What do I mean by this? Remember in the previous post (Villains Part VI) I said villains take pleasure in the protagonist’s pain. Well, yes. If burning everything down so your main character will lose everything but gives your villain pleasure in that main character’s loss, then the destruction of all is worth it to them. Go for the gusto with your villain’s actions. Have your villain throw ‘fuel on the fire’ (so to speak) as many times as it takes to cause destruction.

Ultimately, what is the reason behind the importance of making a great evil villain? Readers who continue turning the pages of your story all the way through to the end.

Posted in Characterization

Villains (Part VI)

Photo by cottonbro on Pexels.com

Watching someone open a gift, listening to your favorite music, a day at the beach, or even a walk in the woods; might give you pleasure. Now, normally, activities like the this would. But for villains in your stories, what gives them pleasure is none of the above. Oh No. They get pleasure from the pain of others. To your villain, other peoples’ pain is climactic, exhilarating, and releases the feel good chemicals inside their brain. They thrive on seeing others’ hurt and to the point where they have to continue in their hurtful behavior so they can continue to feel that pleasure.

Types of pain they inflict can be:

  • Psychological
  • Emotional
  • Physical
  • Spiritual
  • Worse yet (and most preferable) a combination of all of these

When it comes to dreaming up ways your villain could possibly hurt your main character, think outside the box. Be creative about what you want them to do. What makes your villain’s actions different than others you have read about in other books. Mold them. Make their pain causing actions unique.

Posted in Characterization

Villains (Part V)

Photo by Sora Shimazaki on Pexels.com

How many times over the course of your life have you played a game with that one person who can’t help cheating to win the game? They are out there. In stories, they most definitely are there. They are called the antagonist, your villain. And they don’t play by the rules. In their minds the law doesn’t apply to them.
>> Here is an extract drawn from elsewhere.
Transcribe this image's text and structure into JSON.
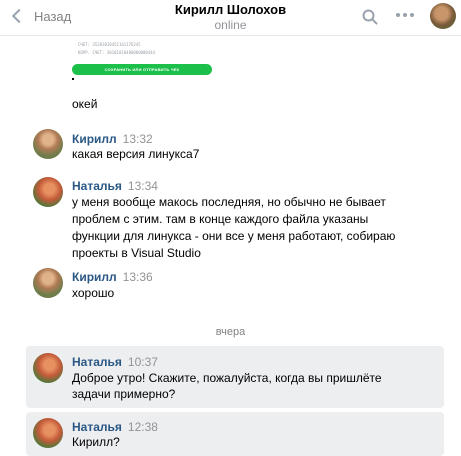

If they can get what they want by breaking the law, so be it.

Their drive comes from interest in themselves. Their behavior is immoral/amoral. They lie, cheat, steal, deceive, and manipulate. If it puts money in their own pockets, they will take a bribe, blackmail, or do whatever it takes. Whatever the case, they always have ulterior motives.
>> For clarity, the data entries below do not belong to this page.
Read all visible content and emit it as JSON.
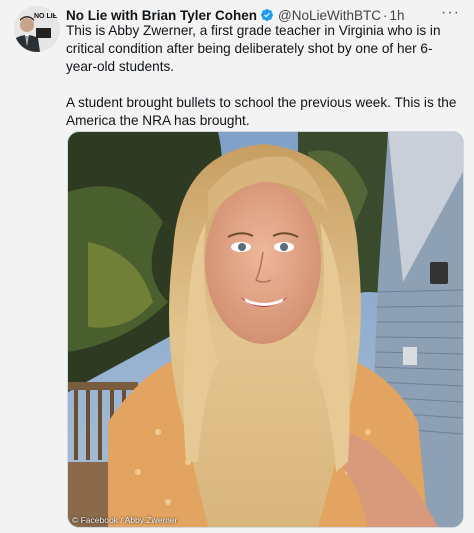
{
  "tweet": {
    "author_name": "No Lie with Brian Tyler Cohen",
    "handle": "@NoLieWithBTC",
    "separator": "·",
    "time": "1h",
    "more_label": "···",
    "verified_icon": "verified-badge-icon",
    "avatar_text": "NO LIE",
    "body_paragraphs": [
      "This is Abby Zwerner, a first grade teacher in Virginia who is in critical condition after being deliberately shot by one of her 6-year-old students.",
      "A student brought bullets to school the previous week. This is the America the NRA has brought."
    ],
    "photo_credit": "© Facebook / Abby Zwerner"
  },
  "colors": {
    "verified_blue": "#1d9bf0",
    "text": "#0f1419",
    "secondary_text": "#536471"
  }
}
When creating your villain, think outside the box. What are some creative ways your villain can break the rules to achieve their goal(s)?

Posted in Characterization

Villains (Part IV)

Photo by Sebastiaan Stam on Pexels.com

Years ago, I had this “friend” who, when I first met her, appeared to be very nice. I’ll call her Gina for purposes of this story (It’s not her real name). She invited me to her house. We talked and shared information like pre-teen girls usually do. We had a lot of fun…..at first. Then the blowback came. One day she started telling all the other girls in our class all the information I shared with her. I’m not the only one she did this too. She would apologize and gain my trust again then turn around and manipulate the situation to her advantage. From that point forward, she began pitting all of us against one another. She was so good at trickery and conniving that she was never suspected of anything. This story could go on and on but for purposes of this blog, I’ll just leave this story here, LOL. This went on for two years (7th and 8th grade). During my 8th grade year I stopped hanging around her and that group of girls all together. She didn’t make it easy on my though.
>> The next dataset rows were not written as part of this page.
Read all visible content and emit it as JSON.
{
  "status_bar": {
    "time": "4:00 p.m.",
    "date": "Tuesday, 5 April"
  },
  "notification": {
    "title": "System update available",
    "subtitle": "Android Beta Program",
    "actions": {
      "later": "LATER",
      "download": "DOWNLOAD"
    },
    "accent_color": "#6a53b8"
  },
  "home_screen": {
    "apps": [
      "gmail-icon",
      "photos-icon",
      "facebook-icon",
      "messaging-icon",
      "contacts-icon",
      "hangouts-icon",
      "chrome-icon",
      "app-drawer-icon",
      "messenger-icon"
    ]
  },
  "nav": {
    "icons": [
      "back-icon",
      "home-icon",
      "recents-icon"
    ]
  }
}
I can honestly say that Gina is the perfect example of a story villain. They can not be trusted with anything whatsoever. This doesn’t mean they won’t try to gain one’s trust. They will because they are masters at knowing how to do that. Keep in mind, villains have very high social IQ’s and so they know how to manipulate people and situations. Ultimately, gaining the advantage and keeping it in any situation that serves themselves is what their goal is.

People are naturally trusting, so use this to your advantage when plotting your story. Here again, the villain will exploit the trust of others to obtain the advantage. And, YES, they are ALWAYS looking for ways to back stab anyone, this means adversaries and allies alike.